From T317595: Investigate: Can we load the Create account / Login forms in a modal from an article page?
The api endpoints exist for creating an account and logging in.
From @Tgr:
Construct your own dialog in Javascript, using the clientlogin and createaccount APIs. (I don't think the security concerns are convincing, for reasons which have already been described in T71596.) This was never done before so I'd expect surprises and potentially improvements needed to the APIs. It should be done eventually, and the APIs have been written with exactly this use case in mind, so it would be a worthwhile improvement to MediaWiki core, although an overkill for your use case IMO. The APIs return an abstract form definition, the client code would have to turn that into an actual form inside the modal. In theory this would cover captchas, 2FA and any number of other workflows that can be part of the login or signup workflow, depending on what extensions are installed - you would just get the definition of the form field, without having to know what kind of information workflow step is happening. In practice, as I said, no one has done this before, so I'd expect to hit usability and maybe functionality problems (which should be fixed, but make this a larger effort than it first sounds). One thing I can think of right off the bat is that the CentralAuth cross-wiki login sequence is not covered by any API.
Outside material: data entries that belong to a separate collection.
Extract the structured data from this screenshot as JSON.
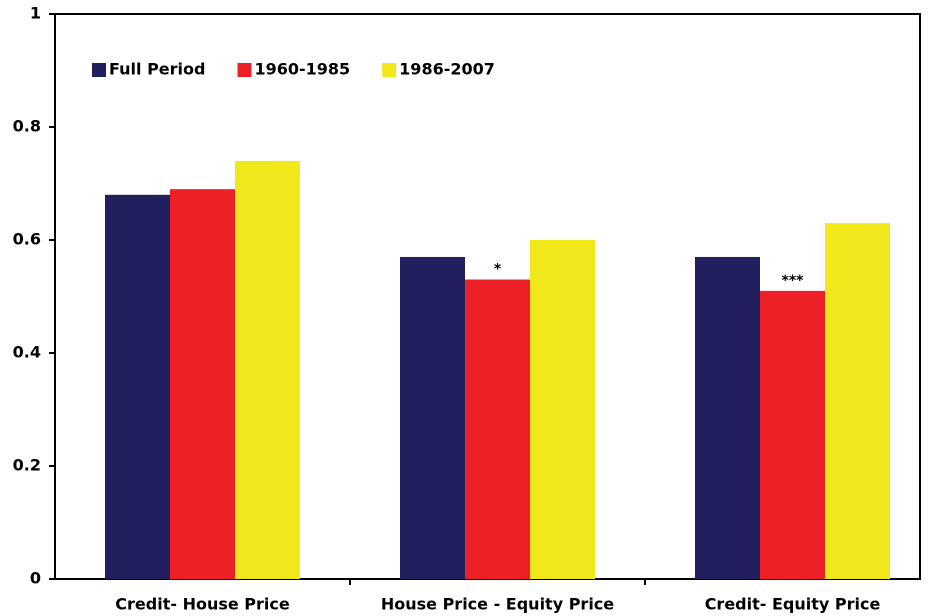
{
  "chart_data": {
    "type": "bar",
    "categories": [
      "Credit- House Price",
      "House Price - Equity Price",
      "Credit- Equity Price"
    ],
    "series": [
      {
        "name": "Full Period",
        "color": "#221f5f",
        "values": [
          0.68,
          0.57,
          0.57
        ]
      },
      {
        "name": "1960-1985",
        "color": "#ed2027",
        "values": [
          0.69,
          0.53,
          0.51
        ],
        "markers": [
          null,
          "*",
          "***"
        ]
      },
      {
        "name": "1986-2007",
        "color": "#f1e81c",
        "values": [
          0.74,
          0.6,
          0.63
        ]
      }
    ],
    "ylim": [
      0,
      1
    ],
    "yticks": [
      0,
      0.2,
      0.4,
      0.6,
      0.8,
      1
    ],
    "grid": false,
    "legend": "top-left"
  }
}
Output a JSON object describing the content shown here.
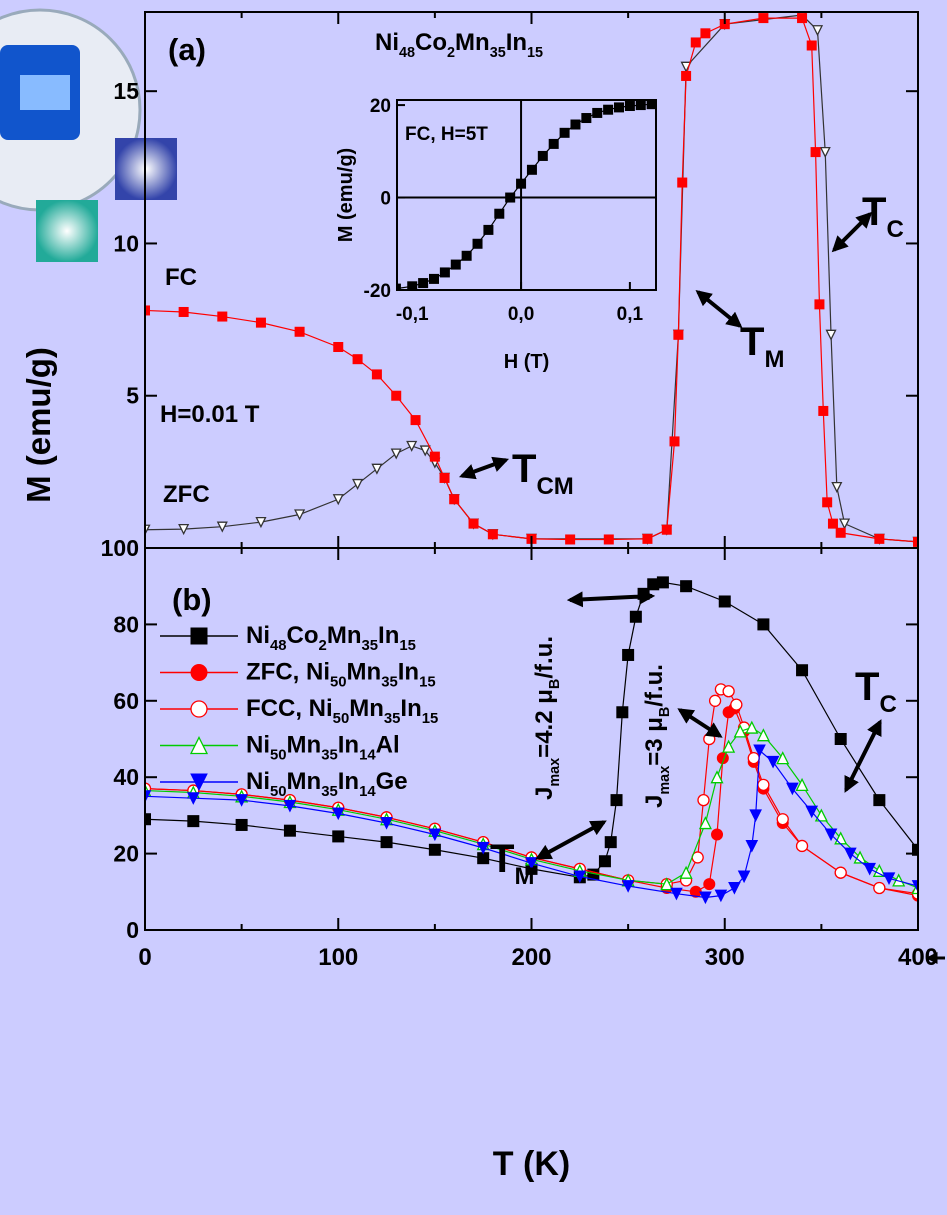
{
  "chart_data": [
    {
      "type": "line",
      "panel_label": "(a)",
      "title_parts": [
        "Ni",
        "48",
        "Co",
        "2",
        "Mn",
        "35",
        "In",
        "15"
      ],
      "ylabel": "M (emu/g)",
      "xlim": [
        0,
        400
      ],
      "ylim": [
        0,
        17.6
      ],
      "yticks": [
        5,
        10,
        15
      ],
      "annotations": {
        "fc": "FC",
        "field": "H=0.01 T",
        "zfc": "ZFC",
        "tcm": [
          "T",
          "CM"
        ],
        "tm": [
          "T",
          "M"
        ],
        "tc": [
          "T",
          "C"
        ]
      },
      "series": [
        {
          "marker": "open-triangle-down",
          "color": "#333333",
          "x": [
            0,
            20,
            40,
            60,
            80,
            100,
            110,
            120,
            130,
            138,
            145,
            150,
            155,
            160,
            170,
            180,
            200,
            260,
            270,
            276,
            280,
            300,
            340,
            348,
            352,
            355,
            358,
            362,
            380,
            400
          ],
          "values": [
            0.6,
            0.62,
            0.7,
            0.85,
            1.1,
            1.6,
            2.1,
            2.6,
            3.1,
            3.35,
            3.2,
            2.8,
            2.3,
            1.6,
            0.8,
            0.45,
            0.3,
            0.3,
            0.6,
            7,
            15.8,
            17.2,
            17.5,
            17,
            13,
            7,
            2,
            0.8,
            0.3,
            0.2
          ]
        },
        {
          "marker": "square",
          "color": "#ff0000",
          "x": [
            0,
            20,
            40,
            60,
            80,
            100,
            110,
            120,
            130,
            140,
            150,
            155,
            160,
            170,
            180,
            200,
            220,
            240,
            260,
            270,
            274,
            276,
            278,
            280,
            285,
            290,
            300,
            320,
            340,
            345,
            347,
            349,
            351,
            353,
            356,
            360,
            380,
            400
          ],
          "values": [
            7.8,
            7.75,
            7.6,
            7.4,
            7.1,
            6.6,
            6.2,
            5.7,
            5.0,
            4.2,
            3.0,
            2.3,
            1.6,
            0.8,
            0.45,
            0.3,
            0.28,
            0.28,
            0.3,
            0.6,
            3.5,
            7,
            12,
            15.5,
            16.6,
            16.9,
            17.2,
            17.4,
            17.4,
            16.5,
            13,
            8,
            4.5,
            1.5,
            0.8,
            0.5,
            0.3,
            0.2
          ]
        }
      ]
    },
    {
      "type": "line",
      "text": "FC, H=5T",
      "xlabel": "H (T)",
      "ylabel": "M (emu/g)",
      "xlim": [
        -0.114,
        0.124
      ],
      "ylim": [
        -20,
        21.1
      ],
      "xticks": [
        {
          "value": -0.1,
          "label": "-0,1"
        },
        {
          "value": 0,
          "label": "0,0"
        },
        {
          "value": 0.1,
          "label": "0,1"
        }
      ],
      "yticks": [
        -20,
        0,
        20
      ],
      "series": [
        {
          "marker": "square",
          "color": "#000000",
          "x": [
            -0.115,
            -0.1,
            -0.09,
            -0.08,
            -0.07,
            -0.06,
            -0.05,
            -0.04,
            -0.03,
            -0.02,
            -0.01,
            0,
            0.01,
            0.02,
            0.03,
            0.04,
            0.05,
            0.06,
            0.07,
            0.08,
            0.09,
            0.1,
            0.11,
            0.12
          ],
          "values": [
            -19.7,
            -19.2,
            -18.5,
            -17.6,
            -16.2,
            -14.5,
            -12.6,
            -10,
            -7,
            -3.5,
            0,
            3,
            6,
            9,
            11.6,
            14,
            15.8,
            17.2,
            18.3,
            19,
            19.5,
            19.8,
            20,
            20.2
          ]
        }
      ]
    },
    {
      "type": "line",
      "panel_label": "(b)",
      "xlabel": "T (K)",
      "xlim": [
        0,
        400
      ],
      "xticks": [
        0,
        100,
        200,
        300,
        400
      ],
      "ylim": [
        0,
        100
      ],
      "yticks": [
        0,
        20,
        40,
        60,
        80,
        100
      ],
      "legend": "upper left",
      "annotations": {
        "tc": [
          "T",
          "C"
        ],
        "tm": [
          "T",
          "M"
        ],
        "j1": [
          "J",
          "max",
          "=4.2 μ",
          "B",
          "/f.u."
        ],
        "j2": [
          "J",
          "max",
          "=3 μ",
          "B",
          "/f.u."
        ]
      },
      "series": [
        {
          "name": "Ni48Co2Mn35In15",
          "marker": "square",
          "color": "#000000",
          "x": [
            0,
            25,
            50,
            75,
            100,
            125,
            150,
            175,
            200,
            225,
            232,
            238,
            241,
            244,
            247,
            250,
            254,
            258,
            263,
            268,
            280,
            300,
            320,
            340,
            360,
            380,
            400
          ],
          "values": [
            29,
            28.5,
            27.5,
            26,
            24.5,
            23,
            21,
            18.8,
            16,
            13.8,
            14.5,
            18,
            23,
            34,
            57,
            72,
            82,
            88,
            90.5,
            91,
            90,
            86,
            80,
            68,
            50,
            34,
            21
          ]
        },
        {
          "name": "ZFC, Ni50Mn35In15",
          "marker": "circle",
          "color": "#ff0000",
          "x": [
            0,
            25,
            50,
            75,
            100,
            125,
            150,
            175,
            200,
            225,
            250,
            270,
            285,
            292,
            296,
            299,
            302,
            305,
            310,
            315,
            320,
            330,
            340,
            360,
            380,
            400
          ],
          "values": [
            37,
            36.5,
            35.5,
            34,
            32,
            29.5,
            26.5,
            23,
            19,
            16,
            13,
            11,
            10,
            12,
            25,
            45,
            57,
            58,
            52,
            44,
            37,
            28,
            22,
            15,
            11,
            9
          ]
        },
        {
          "name": "FCC, Ni50Mn35In15",
          "marker": "open-circle",
          "color": "#ff0000",
          "x": [
            0,
            25,
            50,
            75,
            100,
            125,
            150,
            175,
            200,
            225,
            250,
            270,
            280,
            286,
            289,
            292,
            295,
            298,
            302,
            306,
            310,
            315,
            320,
            330,
            340,
            360,
            380,
            400
          ],
          "values": [
            37,
            36.5,
            35.5,
            34,
            32,
            29.5,
            26.5,
            23,
            19,
            16,
            13,
            12,
            13,
            19,
            34,
            50,
            60,
            63,
            62.5,
            59,
            53,
            45,
            38,
            29,
            22,
            15,
            11,
            9.5
          ]
        },
        {
          "name": "Ni50Mn35In14Al",
          "marker": "open-triangle",
          "color": "#00cc00",
          "x": [
            0,
            25,
            50,
            75,
            100,
            125,
            150,
            175,
            200,
            225,
            250,
            270,
            280,
            290,
            296,
            302,
            308,
            314,
            320,
            330,
            340,
            350,
            360,
            370,
            380,
            390,
            400
          ],
          "values": [
            36.5,
            36,
            35,
            33.5,
            31.5,
            29,
            26,
            22.5,
            18.5,
            15.5,
            13,
            12,
            15,
            28,
            40,
            48,
            52,
            53,
            51,
            45,
            38,
            30,
            24,
            19,
            15.5,
            13,
            11
          ]
        },
        {
          "name": "Ni50Mn35In14Ge",
          "marker": "triangle-down",
          "color": "#0000ff",
          "x": [
            0,
            25,
            50,
            75,
            100,
            125,
            150,
            175,
            200,
            225,
            250,
            275,
            290,
            298,
            305,
            310,
            314,
            316,
            318,
            325,
            335,
            345,
            355,
            365,
            375,
            385,
            400
          ],
          "values": [
            35,
            34.5,
            34,
            32.5,
            30.5,
            28,
            25,
            21.5,
            17.5,
            14,
            11.5,
            9.5,
            8.5,
            9,
            11,
            14,
            22,
            30,
            47,
            44,
            37,
            31,
            25,
            20,
            16,
            13.5,
            11.5
          ]
        }
      ]
    }
  ]
}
Please investigate how they could be used by the front-end to (create an account and subsequently) log a user in. Please document any problems you encounter as you test these APIs out. I am specifically calling this part out:
In theory this would cover captchas, 2FA and any number of other workflows that can be part of the login or signup workflow, depending on what extensions are installed - you would just get the definition of the form field, without having to know what kind of information workflow step is happening. In practice, as I said, no one has done this before, so I'd expect to hit usability and maybe functionality problems
Presumably, you'll start by POSTing to them manually to see what happens. Can whatever's returned be used to generate a form? Or does a form need to be manually written so that parameters can be passed to the endpoint?